Giancarlo voleva fare solo il giornalista, tutto qui. Voleva raccontare le cose che vedeva, tutte le cose che vedeva, quelle belle e quelle brutte, voleva anche capire fino in fondo i fatti che raccontava, e lo faceva con scrupolo, nonostante i suoi 26 anni.
Ma forse proprio per i suoi 26 anni, per l’educazione che aveva ricevuto in famiglia, per l’ esperienza sul campo che stava maturando nei suoi primi anni di professione, ha scritto troppo, ha scritto di piú. Ha superato un limite.
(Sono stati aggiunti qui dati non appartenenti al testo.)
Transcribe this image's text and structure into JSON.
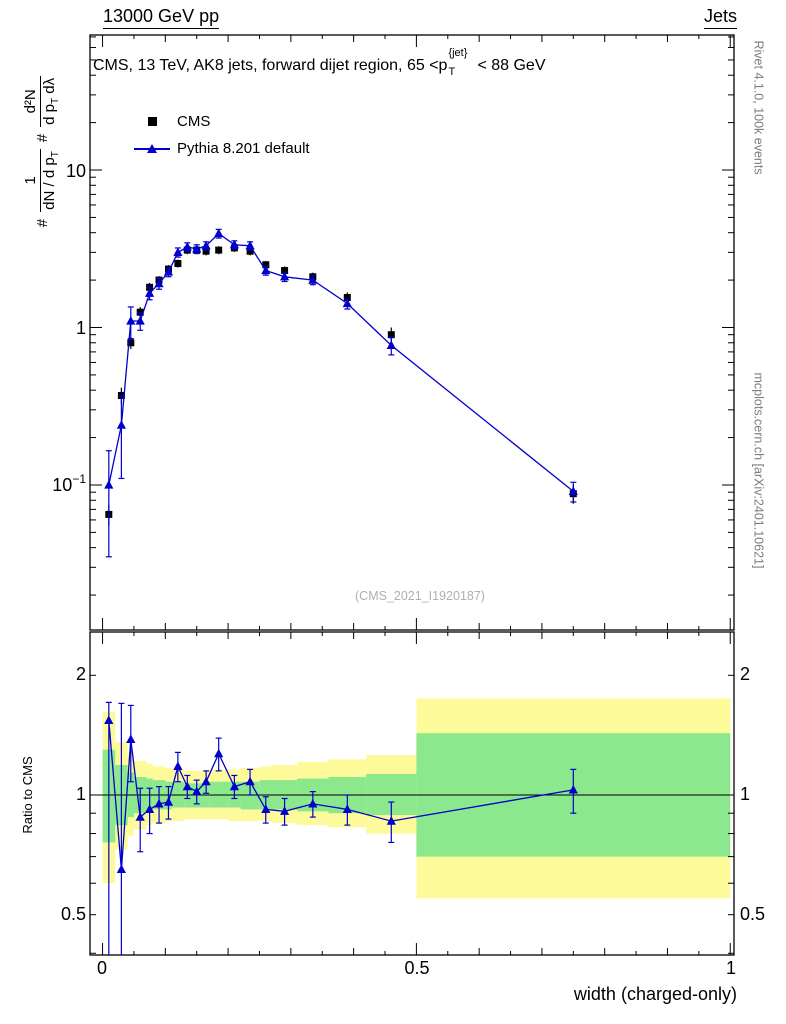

Qualche giorno fa in occasione dell’intervista che Raffaele Sardo mi faceva su Giancarlo per il libro ” come nuvole nere” riguardavo i suoi articoli e la rassegna stampa degli ultimi mesi del 1985. Era coraggioso Giancarlo, stava cominciando a svelare, con l’aiuto di un grande sociologo, Amato Lamberti, cose che all’epoca non erano note neanche ai magistrati. Era solo Giancarlo, quelle cose le scriveva solo lui.
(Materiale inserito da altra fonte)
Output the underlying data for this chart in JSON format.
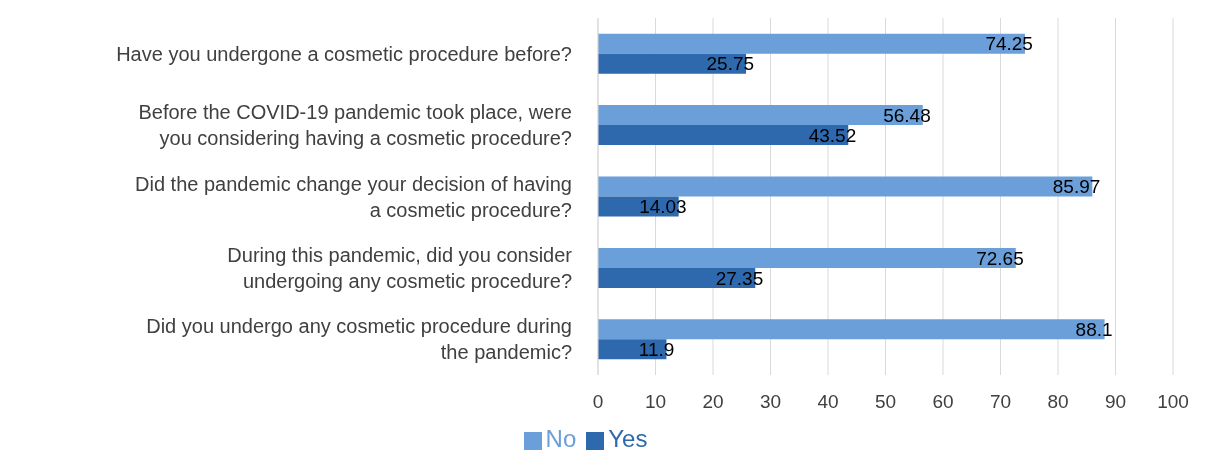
{
  "chart_data": {
    "type": "bar",
    "orientation": "horizontal",
    "categories": [
      "Have you undergone a cosmetic procedure before?",
      "Before the COVID-19 pandemic took place, were you considering having a cosmetic procedure?",
      "Did the pandemic change your decision of having a cosmetic procedure?",
      "During this pandemic, did you consider undergoing any cosmetic procedure?",
      "Did you undergo any cosmetic procedure during the pandemic?"
    ],
    "series": [
      {
        "name": "No",
        "color": "#6a9fd9",
        "values": [
          74.25,
          56.48,
          85.97,
          72.65,
          88.1
        ]
      },
      {
        "name": "Yes",
        "color": "#2e69ad",
        "values": [
          25.75,
          43.52,
          14.03,
          27.35,
          11.9
        ]
      }
    ],
    "xlim": [
      0,
      100
    ],
    "xticks": [
      0,
      10,
      20,
      30,
      40,
      50,
      60,
      70,
      80,
      90,
      100
    ],
    "grid": "x",
    "legend": "bottom",
    "data_labels": true
  }
}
Diventò un facile bersaglio. E ha pagato con la vita.
Ma chi lo uccise quella sera del 23 settembre 1985 non poteva immaginare che dopo 27 anni le iniziative che si svolgono in giro per l’Italia in suo ricordo sono sempre più numerose e la sua morte ha contribuito a far crescere una forte coscienza civile nei giovani di Napoli e della Campania.
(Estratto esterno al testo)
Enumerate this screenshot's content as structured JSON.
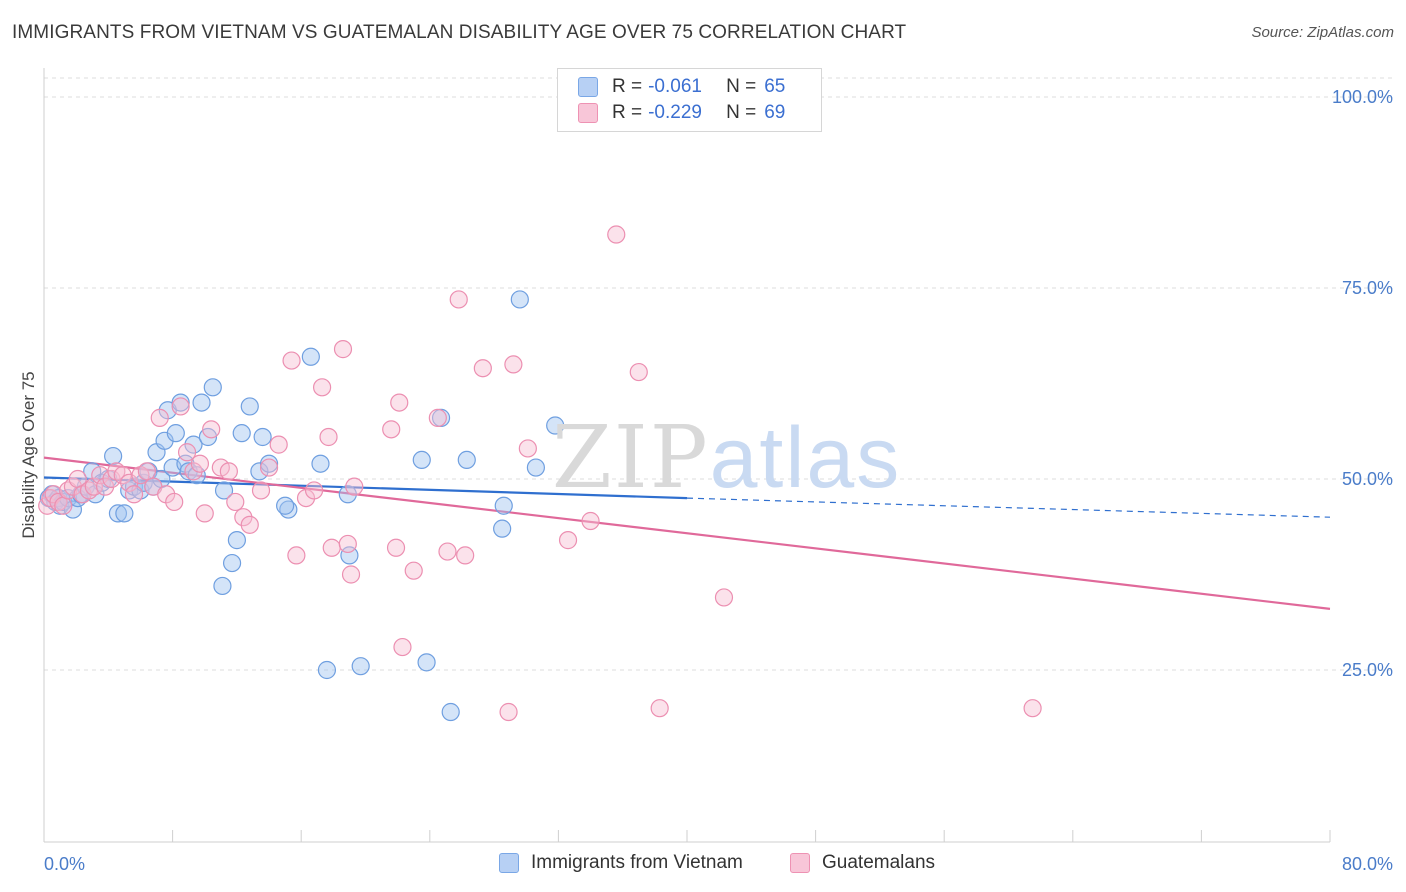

La mafia non gradisce i giornalisti/giornalisti come fa dire Marco Risi nel film fortaspasc al caporedattore di Giancarlo,
La mafia teme chi racconta i fatti, chi svela i loro affari e in alcune zone del nostro Paese sono tanti i giornalisti che rischiano la vita per raccontare senza veli la realtà e non si sentono affatto eroi, ma solo giornalisti/ giornalisti.
Oggi ricordiamo quelli che sono stati colpiti ed è importante la memoria, é importante tenerne vivo il ricordo, ma vi chiedo oggi di non lasciare soli quei tanti giornalisti, spesso giovani come Giancarlo che ogni giorno raccontano, scrivono, rischiano e spesso vanno oltre quel limite.